Dang it?s like when you buy a waterproof phone case and then submerge your phone for whatever reason and it completely gets destroyed, the company is like ".....well we can send you a new case to replace the faulty one..".
 
that's a bitch. since you've got an 044 as a main pump, I'd say just drop in a regular 255 or something like that in-tank for the lift pump part.
 
that's a bitch. since you've got an 044 as a main pump, I'd say just drop in a regular 255 or something like that in-tank for the lift pump part.

They're going to replace the 300 under warranty, after they get a look at it if course. The tech guy said I could wire in a fuel pressure sensor to MS, and have it cut power if the pressure drops below a threshold. Do you know anything about this? He also said he blew a motor himself 2 months ago and was going to incorporate a sensor with his megasquirt. I'm on micro.
 
They're going to replace the 300 under warranty, after they get a look at it if course. The tech guy said I could wire in a fuel pressure sensor to MS, and have it cut power if the pressure drops below a threshold. Do you know anything about this? He also said he blew a motor himself 2 months ago and was going to incorporate a sensor with his megasquirt. I'm on micro.

It's easy. Get a cheap transducer off ebay and put it on the 1/8"-27 port on any aftermarket FPR. The failsafe is only available for MS3 firmware as far as I'm aware.
 
They're going to replace the 300 under warranty, after they get a look at it if course. The tech guy said I could wire in a fuel pressure sensor to MS, and have it cut power if the pressure drops below a threshold. Do you know anything about this? He also said he blew a motor himself 2 months ago and was going to incorporate a sensor with his megasquirt. I'm on micro.

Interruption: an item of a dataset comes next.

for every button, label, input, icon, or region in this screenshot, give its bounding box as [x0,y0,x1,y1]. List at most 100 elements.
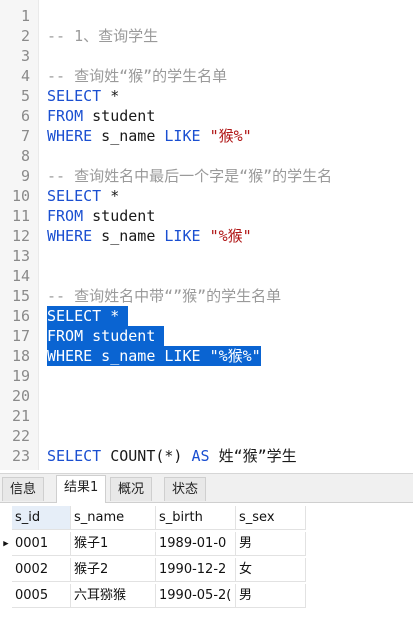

If you still have the stock fuel filter, and if it is the same thread as a 740 (M12 x 1.5), you can use this to add a 1/8 NPT pressure sensor:

https://www.glowshiftdirect.com/fuel-pressure-banjo-bolt-thread-adapter-for-24-valve-cummins/

I think Microsquirt is logging only.
 
depends on what kind of safety settings exist in micro. I haven't really looked at that in a while. with ms3 systems you can set a number of things to trigger actions... afr deltas, fuel pressure, oil pressure, etc.